Oh, Baby, Baby, It’s a Wild Hunt

I was thinking of addressing some Germanic mythology today, and looked at the introduction that the Brothers Grimm wrote for their fairy tale collection for possible inspiration. It turns out that I already discussed several of the mythological figures mentioned therein, including Sigurd, Baldur, and Loki. Harald the Fair-Haired might make for an interesting study, but since he was an actual person (albeit one with a lot of legends associated with him), he’s probably best saved for another day. One reference I came across that I didn’t know about previously was to “the old myth about the true and false Bertha,” which the Grimms compare to the tale of the goose girl. Bertha, also known as Berchta or Perchta, was a German goddess who was downgraded to a spirit or witch once Christianity took hold.

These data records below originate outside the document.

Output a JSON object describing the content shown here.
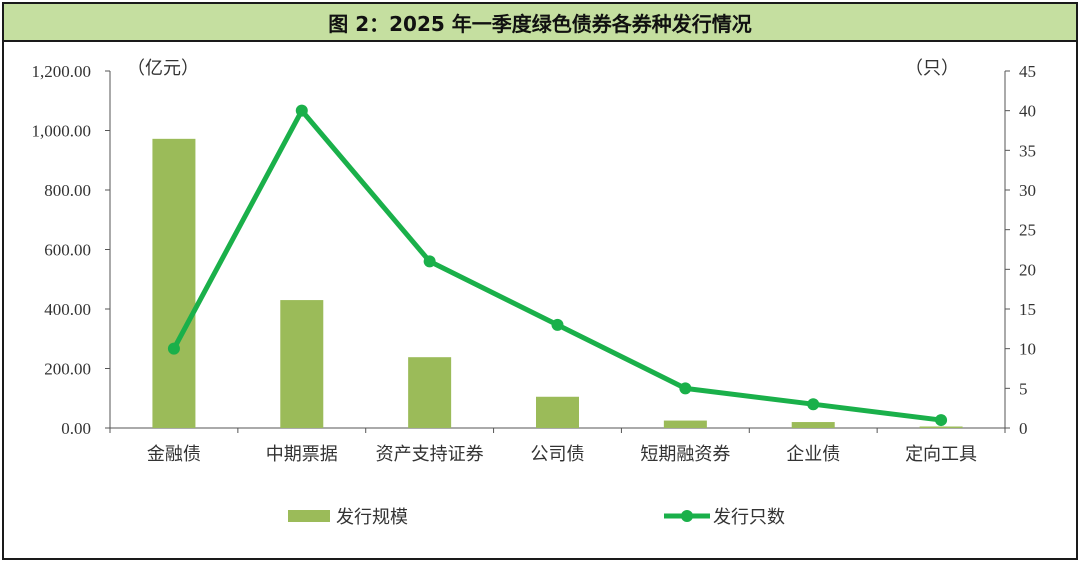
{
  "title": "图 2：2025 年一季度绿色债券各券种发行情况",
  "chart_data": {
    "type": "bar+line",
    "title": "图 2：2025 年一季度绿色债券各券种发行情况",
    "categories": [
      "金融债",
      "中期票据",
      "资产支持证券",
      "公司债",
      "短期融资券",
      "企业债",
      "定向工具"
    ],
    "series": [
      {
        "name": "发行规模",
        "type": "bar",
        "axis": "left",
        "color": "#9bbb59",
        "values": [
          972,
          430,
          238,
          105,
          25,
          20,
          5
        ]
      },
      {
        "name": "发行只数",
        "type": "line",
        "axis": "right",
        "color": "#1ab04a",
        "values": [
          10,
          40,
          21,
          13,
          5,
          3,
          1
        ]
      }
    ],
    "left_axis": {
      "unit": "（亿元）",
      "ylim": [
        0,
        1200
      ],
      "ticks": [
        "0.00",
        "200.00",
        "400.00",
        "600.00",
        "800.00",
        "1,000.00",
        "1,200.00"
      ]
    },
    "right_axis": {
      "unit": "（只）",
      "ylim": [
        0,
        45
      ],
      "ticks": [
        "0",
        "5",
        "10",
        "15",
        "20",
        "25",
        "30",
        "35",
        "40",
        "45"
      ]
    },
    "legend_position": "bottom",
    "grid": false
  }
}
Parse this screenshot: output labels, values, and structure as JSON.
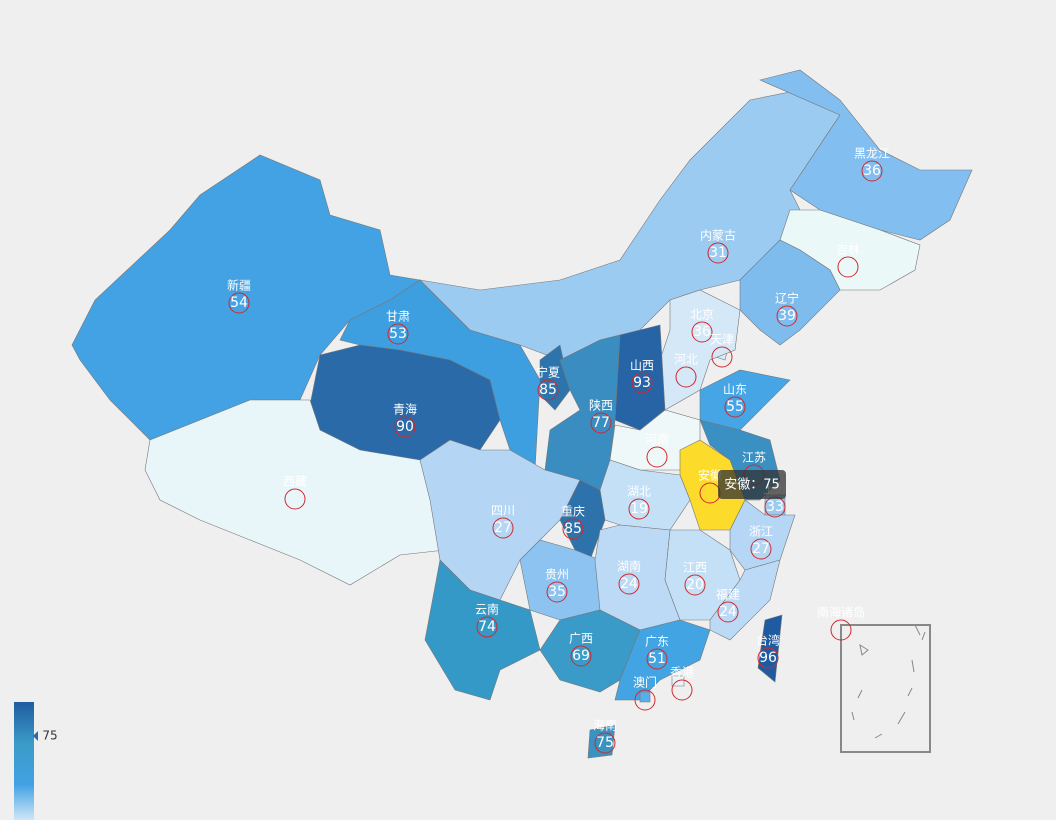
{
  "provinces": [
    {
      "name": "新疆",
      "value": 54,
      "color": "#42a2e3"
    },
    {
      "name": "甘肃",
      "value": 53,
      "color": "#3d9fe0"
    },
    {
      "name": "青海",
      "value": 90,
      "color": "#2a6aa8"
    },
    {
      "name": "西藏",
      "color": "#e8f6f9"
    },
    {
      "name": "内蒙古",
      "value": 31,
      "color": "#9ccbf2"
    },
    {
      "name": "黑龙江",
      "value": 36,
      "color": "#82bff0"
    },
    {
      "name": "吉林",
      "color": "#eaf8f8"
    },
    {
      "name": "辽宁",
      "value": 39,
      "color": "#7fbcee"
    },
    {
      "name": "北京",
      "value": 36,
      "color": "#aed3f5"
    },
    {
      "name": "天津",
      "color": "#d9ecf9"
    },
    {
      "name": "河北",
      "color": "#d4e8f8"
    },
    {
      "name": "山西",
      "value": 93,
      "color": "#2764a6"
    },
    {
      "name": "山东",
      "value": 55,
      "color": "#45a5e5"
    },
    {
      "name": "宁夏",
      "value": 85,
      "color": "#2e74ac"
    },
    {
      "name": "陕西",
      "value": 77,
      "color": "#3a8dc0"
    },
    {
      "name": "河南",
      "color": "#eef8f8"
    },
    {
      "name": "江苏",
      "color": "#3a8fc3"
    },
    {
      "name": "安徽",
      "color": "#fcdb2b"
    },
    {
      "name": "上海",
      "value": 33,
      "color": "#9ccbf2"
    },
    {
      "name": "湖北",
      "value": 19,
      "color": "#c4e0f6"
    },
    {
      "name": "浙江",
      "value": 27,
      "color": "#b5d7f5"
    },
    {
      "name": "四川",
      "value": 27,
      "color": "#b4d6f4"
    },
    {
      "name": "重庆",
      "value": 85,
      "color": "#2d72ab"
    },
    {
      "name": "贵州",
      "value": 35,
      "color": "#8cc3f0"
    },
    {
      "name": "湖南",
      "value": 24,
      "color": "#bcdaf5"
    },
    {
      "name": "江西",
      "value": 20,
      "color": "#c4e0f6"
    },
    {
      "name": "福建",
      "value": 24,
      "color": "#bcdaf5"
    },
    {
      "name": "云南",
      "value": 74,
      "color": "#3599c8"
    },
    {
      "name": "广西",
      "value": 69,
      "color": "#3a9bc8"
    },
    {
      "name": "广东",
      "value": 51,
      "color": "#43a4e4"
    },
    {
      "name": "台湾",
      "value": 96,
      "color": "#1f5ba0"
    },
    {
      "name": "澳门",
      "color": "#58aee8"
    },
    {
      "name": "香港",
      "color": "#e8f4f8"
    },
    {
      "name": "海南",
      "value": 75,
      "color": "#3a92c1"
    },
    {
      "name": "南海诸岛"
    }
  ],
  "tooltip": "安徽：75",
  "visual_map": {
    "indicator": 75
  }
}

The “true and false Bertha” apparently refers to the fact that she has two different aspects, one young and beautiful with a white complexion (like Snow White, as the Grimms themselves point out), and one old and worn. She is associated with animals and with domestic tasks like spinning, and is often described as having a large goose foot. Her feast day was in January, and everyone was required to eat fish and gruel for dinner then, or she would cut their bellies open and fill them with straw. This festival eventually came to be tied in with Christmas, and she was regarded as a figure similar to Santa Claus, or perhaps more accurately the dark figures who either accompany or replace Santa in some European cultures, like the Krampus or Befana.

She’ll give gifts to people who have been good, but those who haven’t don’t simply receive coal or a switching. No, she does the belly-cutting thing with them as well. This is one woman whose bad side you don’t want to be on. Fortunately, it shouldn’t be too hard to outrun someone with only one foot, right?


Perchta is also sometimes identified as the leader of the Wild Hunt, a European myth about a group of ghostly huntsmen on horses and ferocious hounds that occasionally makes an appearance to someone, pretty much always being a bad omen. It’s not entirely clear what they’re hunting for, but their quarry is sometimes identified as a boar, sometimes a troll, and sometimes a human woman. It seems that the earliest references to this apparition make the riders spirits of the dead under the leadership of Odin, mounted on his steed Sleipnir.

As the idea spread across cultures, a large variety of figures came to be identified as the leader in place of Odin. Perchta was one of them, as were Gwydion fab Don, Gwynn ap Nudd, Krampus, Knecht Ruprecht, the Devil, King Arthur, Charlemagne, and even Sir Francis Drake. In England, the leader was sometimes identified as Herne the Hunter, the antlered ghost of the royal game warden of Windsor Forest.

Due to his antlers, he might be an updated version of the god Cernunnos for the Christian age. Sometimes the hunters are ghosts and other times fairies, although there isn’t always much of a distinction between the two in the mythology of the British Isles.